Switch a fixed-size deployment back to autoscaling mode, re-enabling automatic Media Node scaling and the scale-in OCI Function.

  1. Go to the terraform.tfvars file and set:

    • fixedNumberOfMediaNodes to 0.
    • scaleTargetCPU if you don't want the default.
    • minNumberOfMediaNodes if you don't want the default.
    • maxNumberOfMediaNodes if you don't want the default.
  2. Open a terminal and run:

    terraform apply
    

  3. Confirm the change that Terraform proposes. It will recreate the scale-in OCI Function, re-attach the autoscaling configuration to the Instance Pool, and flip the Master Nodes' scale-in-mode tag back to elastic.

    Terraform output activate scale in

Administration and configuration#

Regarding the administration of your deployment, you can follow the instructions in section On Premises High Availability Administration.

Regarding the configuration of your deployment, you can follow the instructions in section Changing Configuration. Additionally, the How to Guides offer multiple resources to assist with specific configuration changes.
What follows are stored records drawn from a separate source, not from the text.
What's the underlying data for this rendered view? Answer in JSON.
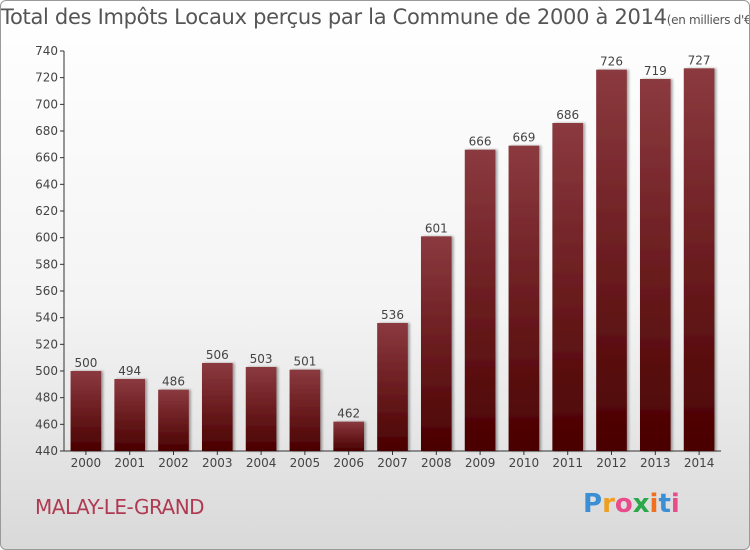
{
  "page": {
    "title": "Total des Impôts Locaux perçus par la Commune de 2000 à 2014",
    "unit_note": "(en milliers d'€)",
    "commune": "MALAY-LE-GRAND",
    "logo_text": "Proxiti"
  },
  "chart_data": {
    "type": "bar",
    "title": "Total des Impôts Locaux perçus par la Commune de 2000 à 2014",
    "subtitle": "(en milliers d'€)",
    "xlabel": "",
    "ylabel": "",
    "categories": [
      "2000",
      "2001",
      "2002",
      "2003",
      "2004",
      "2005",
      "2006",
      "2007",
      "2008",
      "2009",
      "2010",
      "2011",
      "2012",
      "2013",
      "2014"
    ],
    "values": [
      500,
      494,
      486,
      506,
      503,
      501,
      462,
      536,
      601,
      666,
      669,
      686,
      726,
      719,
      727
    ],
    "ylim": [
      440,
      740
    ],
    "yticks": [
      440,
      460,
      480,
      500,
      520,
      540,
      560,
      580,
      600,
      620,
      640,
      660,
      680,
      700,
      720,
      740
    ],
    "grid": false,
    "legend": "none",
    "colors": {
      "bar_top": "#8b3a3f",
      "bar_bottom": "#4a0000",
      "title": "#555555",
      "commune": "#b03a52"
    }
  }
}
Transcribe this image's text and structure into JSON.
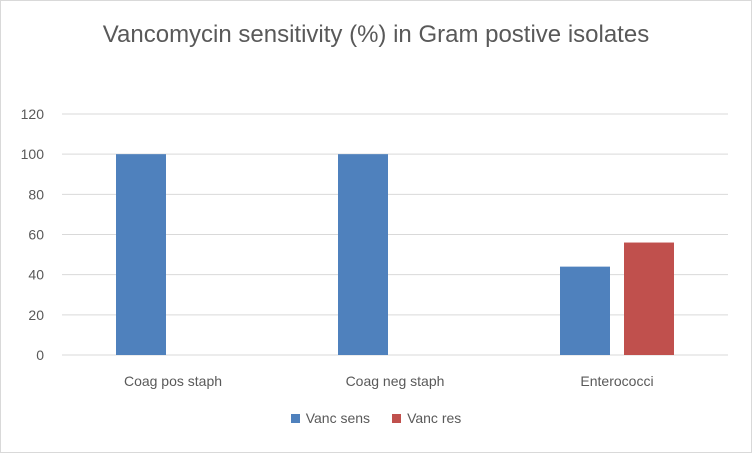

In addition to these, an Oracle Cloud Infrastructure deployment provides the capability to manage global configurations via the OCI Console using OCI Vault Secrets:

  1. Navigate to the OCI Secrets Manager in the OCI Console.
  2. Click the secret you want to change.
  3. Scroll down to "Versions" and click "Create secret version" to add a new version with the updated value.
    Create Secret Version
  4. Enter the new secret value and click "Create secret version".
    New Secret Version
  5. Shut down and start up the cluster to apply the changes to the OpenVidu High Availability deployment.

Changes will be applied automatically on all nodes of your OpenVidu High Availability deployment.

Backup and Restore#

Review the Backup and restore OpenVidu deployments guide for recommended backup workflows.